Sep 20, 2016

Remembering Mets History: (2001) Mike Piazza's Post 911 HR

Friday September 21st, 2001: On this now legendary night, baseball returned to New York City for the first time since the tragic attacks of 911.

41, 235  fans came out to Shea Stadium on a very emotional night of baseball & support for both New York City as well as America. Before the game there was a very moving  ceremony honoring the victims of 911.

The New York Mets hosted their rivals, the Atlanta Braves. Both teams lined up from home plate down the baselines, during an emotional National Anthem sung by singer Mark Anthony. Also during that evenings ceromonies, Diana Ross sang "God Bless America" & Liza Minelli sang "New York, New York".

There were special honored guests on hand; New York City firemen, policemen & other emergency workers. On this night, New York City attempted to get back to some kind of normal routine & it began with the playing of baseball. After the ceromonies, the two teams shook hands, hugged each other & proceeded to play ball.
The Mets (75-73) entered the game in third place on a hot streak, just 4 1/2 games back of the Braves (79-68). The reigning N.L. Champion Mets, were indeed back in the pennant race. It was their best stretch of the season. They had won ten out of their last twelve games, and twenty of their last twenty six games.

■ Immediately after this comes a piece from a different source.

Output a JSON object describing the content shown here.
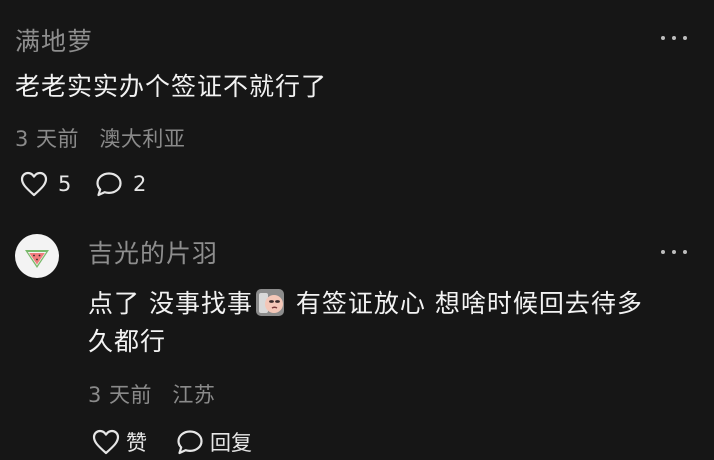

Bobby Valentine sent pitcher; Bruce Chen to the mound against native New Yorker, Atlanta's Jason Marquis.

Leadoff batter Marcus Giles drew a walk, but was erased on a line drive double off the bat of Julio Franco. In the bottom of the 1st, Mike Piazza fittingly got the first hit of the game, a double to left field.


In the visiting 4th, Chipper Jones singled & scored on a Ken Caminiti double, 1-0 Braves. But the Mets came right back in the bottom of the inning. Mike Piazza doubled for the second time, Robin Ventura then singled. Tsuyoshi Shinjo hit a sac fly, scoring Piazza to tie it at one.

The two pitchers  allowed just one run each before both getting relieved in the 7th inning.

The Mets native New Yorker, John Franco came in & retired the first two batters in the 8th inning. But then he gave up a walk to Julio Franco & a single to Chipper Jones. Franco was then relieved by Armando Benitez. Benitez surrendered the go ahead run on a double to Brian Jordan.

In the bottom of the 8th inning, Atlanta's Steve Karsay came in to pitch. Karsay was born in Flushing, Queens just a baseball throw over to Shea Stadium. He then attended high school in Middle Village, Queens New York.

Matt Lawton led off with a ground out to short. Karsay then walked Edgardo Alfonzo. Desi Relaford came in to pinch run and the Mets best hitter, Mike Piazza came to bat.

In the most dramatic fashion, Piazza blasted a long HR over the Shea Stadium fence, bringing the crowd into a frenzy. As a matter of fact for a brief moment, all of New York city went into to a frenzy. It was one of the most important HRs in Piazza's career, one of the most important HRs in Mets history, as well as in baseball history.
It was more than just a HR, more than just putting the Mets ahead. The HR meant so much to the city of New York & America as a nation.

 Mets broadcaster Howie Rose may have put it best, he said he saw fire fighters smile as Piazza rounded the bases. There is no doubt that that man lost friends, colleges & maybe even family members on that tragic day of 911. But some how this HR in a game of baseball made him happy & forget his troubles for at least a moment. Thats when he realized it was good that baseball was back on the field again.


As the years have gone by, the legend of this HR has even grown larger than life itself. It will never be forgotten.

It some how symbolized that New York City as well as America was back & moving forward. It was Piazza's 34th HR of the year, he had three hits on the night, bringing his average up to just under the .300 mark.

Armando Benitez came back in the 9th inning with the fans on their feet & still excited. Javier Lopez led off with a single & everyone held their breath as Armando was at it again. But on this night, even he came through. He struck out BJ Surhoff & closed out the 9th inning by striking out Gary Mathews Jr. 

The Mets had a dramatic 3-2 vctory and pulled even closer to the Braves. The Mets won five straight & got to within three games of Atlanta.  Then they eventually lost six of nine & fell out of the race.

Trivia: Even one of the most hated Mets opponents of that era; Chipper Jones, admitted it was the only time that he didn't mind losing a game, because of what it meant for New York City, baseball & the Country in the wake of tragedy.




1 comment:

Anonymous said...

Dude, you don't give Piazza's blast much credit now. That monster went to center field. Not only did it clear the 410 sign with room to spare but it almost went over the speaker system in the 'batter's eye'. I think only Agee's shot in 1970 went further at Shea. Such an epic homer.

I live in Richmond, VA and listened to the game on 660 in my car. I clearly remember pounding on my steering wheel and screaming as if I was at Shea when the blast was hit. (Luckily I didn't cause an accident!)